A conservation group’s trustees have fought off claims from its former chairman which they believe would have bankrupted the charity.

Roger Amerena has been in dispute with the Montpelier and Clifton Hill Association (MCHA) in Brighton for more than two years.

The conservation group’s trustees issued a court claim alleging the former chairman, who resigned from the post in May 2010 after being made bankrupt, had not returned some of its property.

Mr Amerena, of Montpelier Hall in Montpelier Road, Brighton, responded with a counterclaim for £7,120 in unpaid expenses and a loan – roughly twice what the MCHA’s trustees said it had in its bank account.

But in a ruling at Brighton County Court, which was handed down in November, Mr Amerena’s claims were deemed “wholly spurious” and all but one was rejected.

In summing up, District Judge Vivien Liston said: “The claimant had no option but to defend the counterclaim as the very survival of the association was at stake.”


An eight-page document summing up the case showed MCHA, which was represented by chairman Jim Gowans, treasurer Chris Jackson and vice-chairman Mick Hamer, issued the initial claim worth £700 in January.

This included the return of commemorative plates, which the charity hands out at its conservation awards.

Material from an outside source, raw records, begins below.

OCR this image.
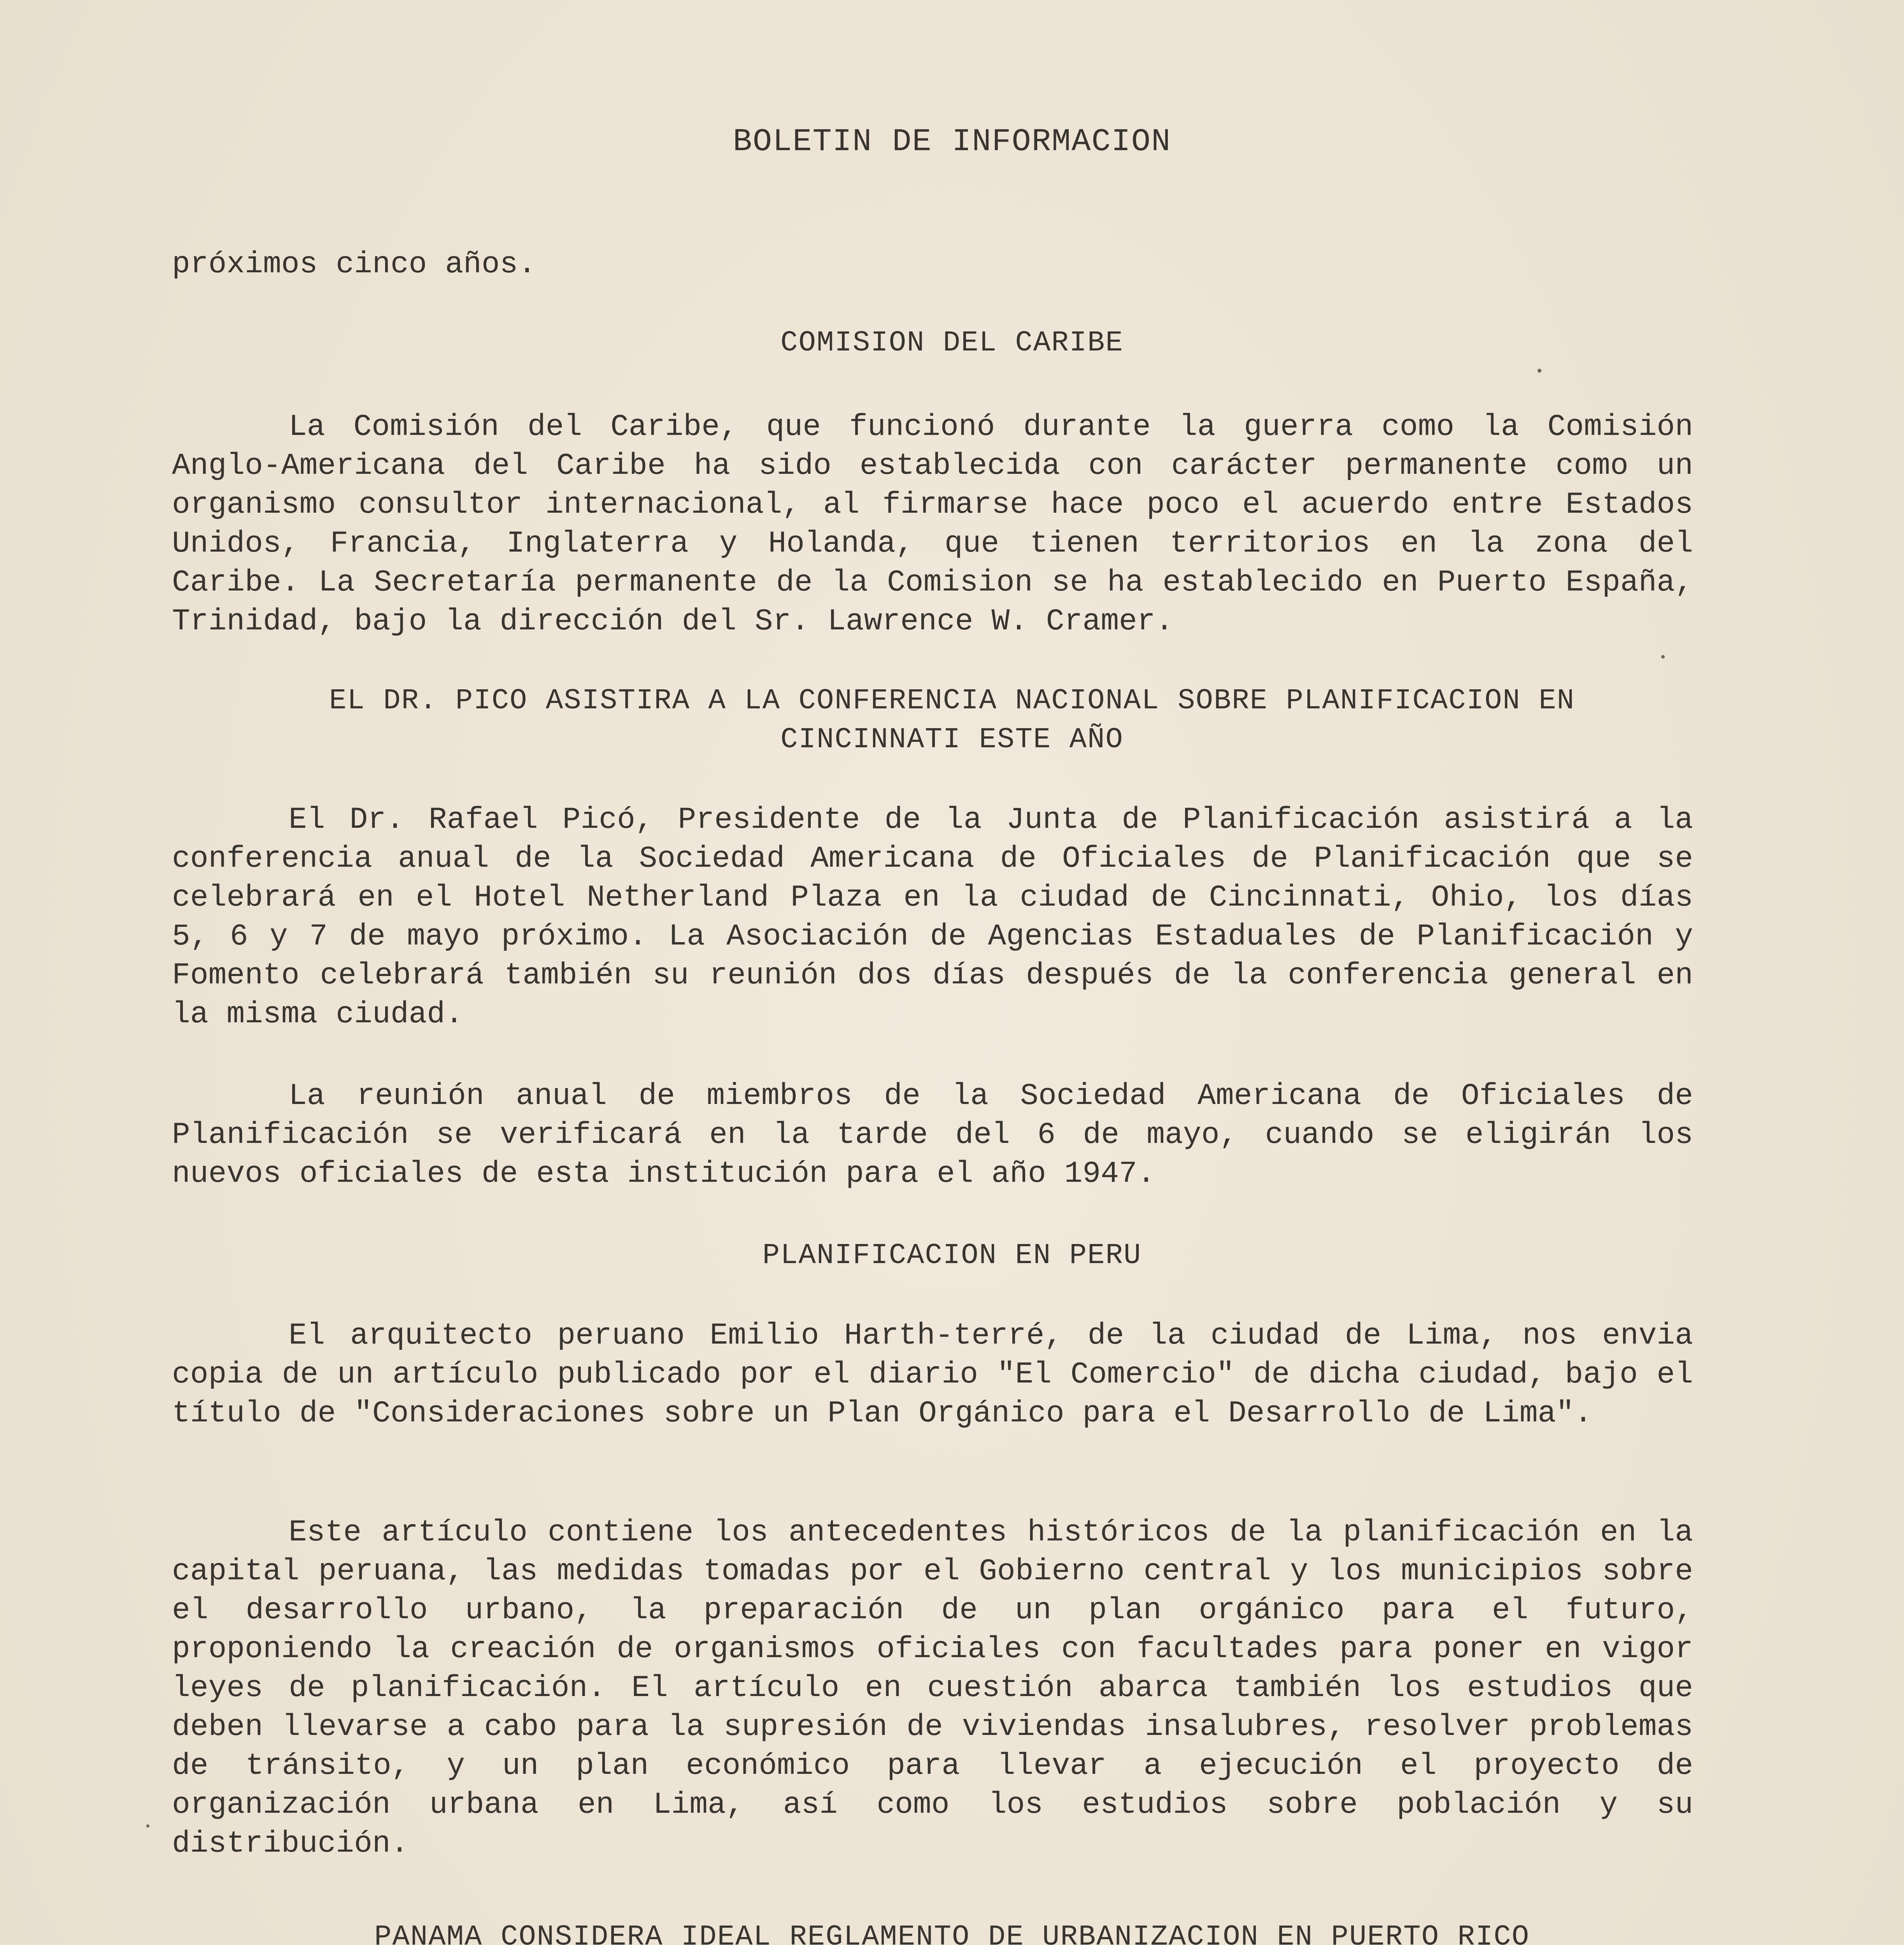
BOLETIN DE INFORMACION
próximos cinco años.
COMISION DEL CARIBE

La Comisión del Caribe, que funcionó durante la guerra como la Comisión Anglo-Americana del Caribe ha sido establecida con carácter permanente como un organismo consultor internacional, al firmarse hace poco el acuerdo entre Estados Unidos, Francia, Inglaterra y Holanda, que tienen territorios en la zona del Caribe. La Secretaría permanente de la Comision se ha establecido en Puerto España, Trinidad, bajo la dirección del Sr. Lawrence W. Cramer.

EL DR. PICO ASISTIRA A LA CONFERENCIA NACIONAL SOBRE PLANIFICACION EN
CINCINNATI ESTE AÑO

El Dr. Rafael Picó, Presidente de la Junta de Planificación asistirá a la conferencia anual de la Sociedad Americana de Oficiales de Planificación que se celebrará en el Hotel Netherland Plaza en la ciudad de Cincinnati, Ohio, los días 5, 6 y 7 de mayo próximo. La Asociación de Agencias Estaduales de Planificación y Fomento celebrará también su reunión dos días después de la conferencia general en la misma ciudad.

La reunión anual de miembros de la Sociedad Americana de Oficiales de Planificación se verificará en la tarde del 6 de mayo, cuando se eligirán los nuevos oficiales de esta institución para el año 1947.

PLANIFICACION EN PERU

El arquitecto peruano Emilio Harth-terré, de la ciudad de Lima, nos envia copia de un artículo publicado por el diario "El Comercio" de dicha ciudad, bajo el título de "Consideraciones sobre un Plan Orgánico para el Desarrollo de Lima".

Este artículo contiene los antecedentes históricos de la planificación en la capital peruana, las medidas tomadas por el Gobierno central y los municipios sobre el desarrollo urbano, la preparación de un plan orgánico para el futuro, proponiendo la creación de organismos oficiales con facultades para poner en vigor leyes de planificación. El artículo en cuestión abarca también los estudios que deben llevarse a cabo para la supresión de viviendas insalubres, resolver problemas de tránsito, y un plan económico para llevar a ejecución el proyecto de organización urbana en Lima, así como los estudios sobre población y su distribución.

PANAMA CONSIDERA IDEAL REGLAMENTO DE URBANIZACION EN PUERTO RICO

At a preliminary court hearing in May Mr Amerena returned some, but not all, of the property.

The largest amount in the counterclaim was an alleged ‘loan’ by Mr Amerena to MCHA for £2,938.22 relating to the Coach House project.

With money from 60 residents, Mr Amerena set up a community company to buy the 19th-century listed building in Clifton Hill, Brighton, for £325,000 in April 2006.

After it ran into financial trouble, MCHA paid bills to the company worth £2,938.22 in May 2007.

However, papers presented to the court said it was agreed that if the venture failed then the company would return the cash to the association.

Documentary evidence

The Coach House was sold in July 2008 but it took until August 2009 for Mr Amerena to pay the cash back to MCHA.

At the county court he claimed this was a personal loan and he was not acting for the company.

However the judge rejected his claims that the money returned to him.

She added a cheque stub, which had been apparently altered to read “loan for the Coach House”, proved nothing “save to illustrate the propensity of Mr Amerena to alter documents as and when the need arises”.

Mr Amerena claims for £2,368.98 in travel and telephone expenses going back to October 2004 were also rejected after he failed to provide any documentary evidence.

Judge Liston said: “I am at a loss to understand why he did not return all MCHA property to the committee when he resigned in May 2010; it took 21 months for him to start returning MCHA property.

She added: “It is clear to me that it was entirely necessary for the claimant (the MCHA) to bring the claim.

“The counterclaim in respect of the expenses claim and the ‘loan’ were in my judgment wholly spurious. The expenses claim was clearly ‘manufactured’.”

After all the claims and costs were added up, Mr Amerena was ordered to pay MCHA £5.41.

Speaking after the hearing, Mr Amerena said: ““There were four claims and I won one and they won three.”